Quisiera que la angustia se fuera y con ella la maldad que la provoca. Pero sé que no se irá. Le damos vida a ese miedo hijo de la muerte. A ese temor de saber que somos nosotros los que le dimos vida a lo que ahora nos mata. El miedo de saber que somos padres de eso que ahora nos devora desde dentro.

La muerte estéril. Ella es la que nos mata todos los días, la que no permite que renazcamos  sino que muramos más.

Muerte y terror es lo que escucho en todos lados, todos la repiten como un cántico tenebroso, los profetas y los charlatanes, los herreros y los artistas, todos la repiten una y otra vez. Se enmudecen de cambio y evolución, de esperanza y paz.

Las espadas y los puñales se levantan al aire, las  armas están listas. Todos segados por el discurso del miedo dispuestos están a morir por una quimera, por una ilusión. Y las ratas huyen del barco y se refugian los cobardes. La masacre continua y los parlanchines la comunican como la Gran Noticia. El pueblo se desangra y el leviatán mueve sus piezas.

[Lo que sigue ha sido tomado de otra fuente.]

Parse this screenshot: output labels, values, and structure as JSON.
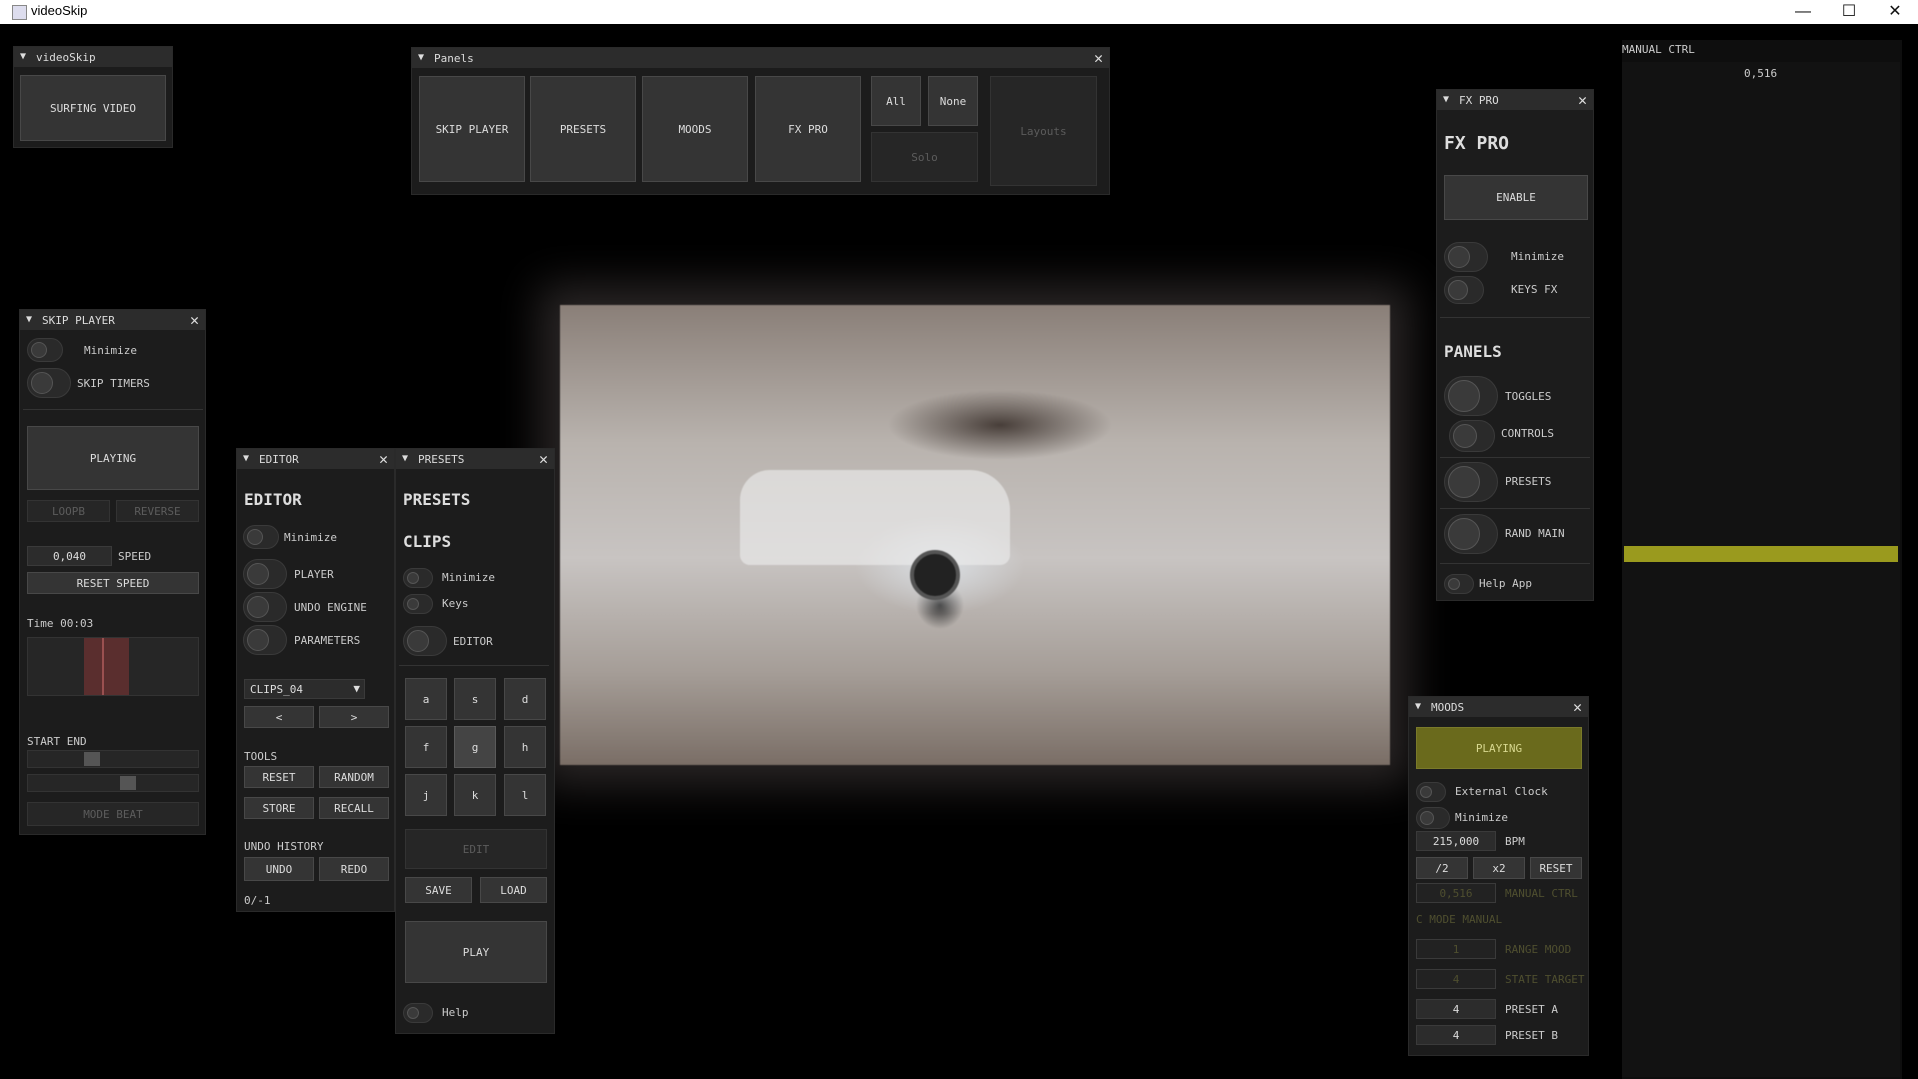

Que caiga la sangre. Que justos paguen por pecadores. Que la justicia se haga presente y que la venganza tome a nuestra otrora noble nación. Que los templos del Estado se derrumben y que el pueblo se regocije en el miedo y en la lujuria de la sangre. Que Caín y Abel se arranquen los ojos y que la ceguera nos guíe hacia un mejor futuro.

La muerte siempre es con nosotros. Esa muerte que se festeja  y que se recuerda. La muerte siempre supone nueva vida, porque el ocaso de un hombre siempre supone el amanecer de uno nuevo. Pero no estamos en esa muerte natural. Nos encontramos en las garras de esa muerte obscena y concupiscente que nos arrastra al ocaso de nuestra humanidad. Que nos arrastra a la muerte eterna y sin gloria. El ocaso que significa la "muerte estéril" es el ocaso eterno de nuestra nación.

   "y cansados marchamos entonando el réquiem de nuestro pueblo."